36 Millionär*innen aus Deutschland und Österreich richten einen Appell an die Politik, in dem sie eine höhere Besteuerung von Millionenvermögen fordern:

„Wir sind Vermögende und setzen uns für eine höhere Besteuerung von Vermögen ein, um mehr Chancen, Teilhabe und Zukunftsinvestitionen für alle zu ermöglichen. Unabhängig davon, ob wir durch Arbeit, Erbschaft, Unternehmertum oder Kapitalanlage zu Vermögen gekommen sind, rufen wir zu Reformen in fünf Bereichen auf:

- Wiedereinführung der Vermögensteuer für Millionen- und Milliardenvermögen

- Begrenzung von Ausnahmen für Betriebsvermögen und anderen Sonderregelungen bei der Erbschafts- und Schenkungssteuer 

- Progressive Steuersätze statt Einheitssatz bei der Kapitalertragsteuer

- Eine Vermögensabgabe für Millionen- und Milliardenvermögen im Falle einer Schuldenbremse

- Striktere Regeln gegen Steuervermeidung und -hinterziehung und bessere Ausstattung der Steuerbehörden“

Quelle: www.taxmenow.eu

DIE LINKE sagt: Ja genau! Es ist Zeit für gerechte Besteuerung. Die soziale Ungleichheit wächst ungebrochen. Während Corona ist die Zahl der Millionäre gestiegen, die Reichsten konnten ihre Vermögen weiter vermehren. Dabei fehlt die Vermögensteuer überall: Die Einnahmen würden an die Bundesländer gehen. Die könnten sie nutzen, um den Modernisierungsstau in der Bildung zu beseitigen – von funktionierenden Klos bis zu Laptops – und bezahlbaren öffentlichen Wohnraum schaffen.

Deshalb fordern wir:
• Vermögensteuer auf Vermögen oberhalb von 1 Mio. Euro

• Einkommen aus Kapitalgeschäften besteuern wie alle Einkommen 

• Die Kosten der Corona-Krise mit einer Vermögensabgabe ab 2 Mio. Euro mitfinanzieren– kein Sozialabbau!

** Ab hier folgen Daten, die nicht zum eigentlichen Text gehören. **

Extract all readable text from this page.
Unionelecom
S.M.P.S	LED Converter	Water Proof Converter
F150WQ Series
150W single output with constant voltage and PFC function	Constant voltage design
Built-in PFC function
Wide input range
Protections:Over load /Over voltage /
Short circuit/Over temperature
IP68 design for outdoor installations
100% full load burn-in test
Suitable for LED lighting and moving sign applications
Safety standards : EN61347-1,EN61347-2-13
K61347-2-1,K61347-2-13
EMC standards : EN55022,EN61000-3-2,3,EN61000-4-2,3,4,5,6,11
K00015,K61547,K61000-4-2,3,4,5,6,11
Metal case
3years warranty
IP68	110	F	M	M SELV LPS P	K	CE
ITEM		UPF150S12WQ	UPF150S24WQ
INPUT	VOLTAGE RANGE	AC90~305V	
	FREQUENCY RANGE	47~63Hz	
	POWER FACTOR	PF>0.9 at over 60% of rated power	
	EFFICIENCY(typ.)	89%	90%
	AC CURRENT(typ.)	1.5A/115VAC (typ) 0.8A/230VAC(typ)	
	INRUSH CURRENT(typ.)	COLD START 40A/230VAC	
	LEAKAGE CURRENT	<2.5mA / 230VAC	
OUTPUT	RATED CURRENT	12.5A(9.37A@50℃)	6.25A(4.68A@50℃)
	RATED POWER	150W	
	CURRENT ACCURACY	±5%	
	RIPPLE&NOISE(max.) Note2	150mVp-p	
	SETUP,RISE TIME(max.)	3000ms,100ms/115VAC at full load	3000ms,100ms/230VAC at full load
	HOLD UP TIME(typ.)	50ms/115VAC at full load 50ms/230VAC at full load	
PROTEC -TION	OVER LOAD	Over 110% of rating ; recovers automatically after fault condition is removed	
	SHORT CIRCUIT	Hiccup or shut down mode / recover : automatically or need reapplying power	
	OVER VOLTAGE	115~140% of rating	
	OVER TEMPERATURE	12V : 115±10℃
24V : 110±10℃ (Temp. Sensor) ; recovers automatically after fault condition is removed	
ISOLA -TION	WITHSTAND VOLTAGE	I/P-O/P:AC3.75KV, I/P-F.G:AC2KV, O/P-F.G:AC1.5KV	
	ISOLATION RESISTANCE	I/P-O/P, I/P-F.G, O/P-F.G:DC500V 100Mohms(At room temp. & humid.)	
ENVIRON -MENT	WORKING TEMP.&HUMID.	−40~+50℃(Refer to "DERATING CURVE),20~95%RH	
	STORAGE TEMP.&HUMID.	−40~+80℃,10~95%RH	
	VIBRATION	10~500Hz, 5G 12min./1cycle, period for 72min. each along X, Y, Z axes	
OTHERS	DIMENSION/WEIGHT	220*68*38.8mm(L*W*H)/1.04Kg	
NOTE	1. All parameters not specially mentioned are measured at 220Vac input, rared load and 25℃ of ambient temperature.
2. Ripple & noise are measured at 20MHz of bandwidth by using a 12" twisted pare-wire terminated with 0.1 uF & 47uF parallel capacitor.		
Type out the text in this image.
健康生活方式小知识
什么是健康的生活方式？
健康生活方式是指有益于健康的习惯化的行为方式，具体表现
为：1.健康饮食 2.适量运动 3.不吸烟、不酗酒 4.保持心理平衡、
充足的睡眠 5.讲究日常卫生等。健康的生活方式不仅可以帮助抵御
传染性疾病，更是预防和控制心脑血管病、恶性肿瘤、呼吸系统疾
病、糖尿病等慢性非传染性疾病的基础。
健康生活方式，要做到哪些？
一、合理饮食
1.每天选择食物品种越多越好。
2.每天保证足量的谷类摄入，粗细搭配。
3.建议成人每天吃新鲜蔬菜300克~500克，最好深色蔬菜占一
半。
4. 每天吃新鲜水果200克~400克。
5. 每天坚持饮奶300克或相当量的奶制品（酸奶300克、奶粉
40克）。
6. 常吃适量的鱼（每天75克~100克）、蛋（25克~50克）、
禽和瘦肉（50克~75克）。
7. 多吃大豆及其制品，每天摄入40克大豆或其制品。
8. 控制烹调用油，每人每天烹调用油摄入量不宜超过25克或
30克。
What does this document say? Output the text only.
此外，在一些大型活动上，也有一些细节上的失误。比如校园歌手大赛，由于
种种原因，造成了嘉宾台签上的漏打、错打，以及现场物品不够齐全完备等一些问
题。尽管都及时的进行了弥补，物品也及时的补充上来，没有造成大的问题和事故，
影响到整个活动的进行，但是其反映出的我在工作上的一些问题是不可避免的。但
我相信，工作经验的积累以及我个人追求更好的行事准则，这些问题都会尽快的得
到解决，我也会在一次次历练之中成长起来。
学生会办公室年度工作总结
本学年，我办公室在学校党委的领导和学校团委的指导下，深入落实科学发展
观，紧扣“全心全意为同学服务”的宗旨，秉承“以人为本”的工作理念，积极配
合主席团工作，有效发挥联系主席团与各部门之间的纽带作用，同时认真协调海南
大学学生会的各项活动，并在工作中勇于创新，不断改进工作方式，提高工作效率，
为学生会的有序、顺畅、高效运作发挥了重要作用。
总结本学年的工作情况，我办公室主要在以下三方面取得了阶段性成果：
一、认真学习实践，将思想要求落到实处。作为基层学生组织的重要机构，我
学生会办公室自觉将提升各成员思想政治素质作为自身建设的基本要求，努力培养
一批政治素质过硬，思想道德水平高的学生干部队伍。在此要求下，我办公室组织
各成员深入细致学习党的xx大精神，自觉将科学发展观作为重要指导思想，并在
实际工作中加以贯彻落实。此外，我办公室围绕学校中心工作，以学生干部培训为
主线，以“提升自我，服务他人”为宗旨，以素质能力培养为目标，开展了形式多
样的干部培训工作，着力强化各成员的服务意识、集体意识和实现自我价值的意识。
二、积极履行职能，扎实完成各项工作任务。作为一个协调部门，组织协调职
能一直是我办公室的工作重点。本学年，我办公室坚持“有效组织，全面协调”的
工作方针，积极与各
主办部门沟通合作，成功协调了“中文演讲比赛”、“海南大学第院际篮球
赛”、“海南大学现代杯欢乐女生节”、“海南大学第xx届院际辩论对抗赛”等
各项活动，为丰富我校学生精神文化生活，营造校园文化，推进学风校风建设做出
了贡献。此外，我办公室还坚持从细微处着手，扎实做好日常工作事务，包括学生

Sie fragen sich jetzt vielleicht, was das alles mit Wandlitz zu tun hat. Ganz viel. Ich bin seit 2019 Gemeindevertreterin. In vielen Diskussionen, Beschlussvorlagen und Anfragen geht es um Geld. Um die Finanzierung von Wohnraum, Schule, Kita, Straßenausbau. Wenn wir das Vermögen in unserem Land so verteilen würden, wie es DIE LINKE vorschlägt, bräuchten wir nicht darüber streiten, ob wir eine Gesamtschule bauen oder eine Oberschule erhalten. Ich befürworte eine Gesamtschule, wünsche mir aber auch, dass der Oberschulstandort Klosterfelde erhalten bleibt. Dann bräuchten wir auch nicht argumentieren, dass bei Auszug der Oberschule mehr Platz für die Grundschule wäre. Wir würden easy eine Lösung finden. Bildung generell. Eine Lehre aus der Pandemie sollte sein, dass kleinere Klassen maßgeblich dazu beitragen, dass auf alle Kinder individueller eingegangen werden kann und lernen und lehren effektiver, nervenschonender und Ressourcenorientiert stattfinden kann. Regionales Bio-Essen für unsere Kita- und Schulkinder, zubereitet von bei der Gemeinde angestellten Köchen? Kein Problem! Wir könnten in sozialen Wohnungsbau investieren, um bezahlbaren Wohnraum für unsere Bürgerinnen und Bürger zur Verfügung stellen zu können. Und den öffentlichen Nahverkehr machen wir kostenfrei, dann fällt es auch leichter mit dem Zug zur Arbeit zu fahren, statt sich im Schrittempo durch Wandlitz zu quälen. Das ist gut für den Geldbeutel und für die Umwelt.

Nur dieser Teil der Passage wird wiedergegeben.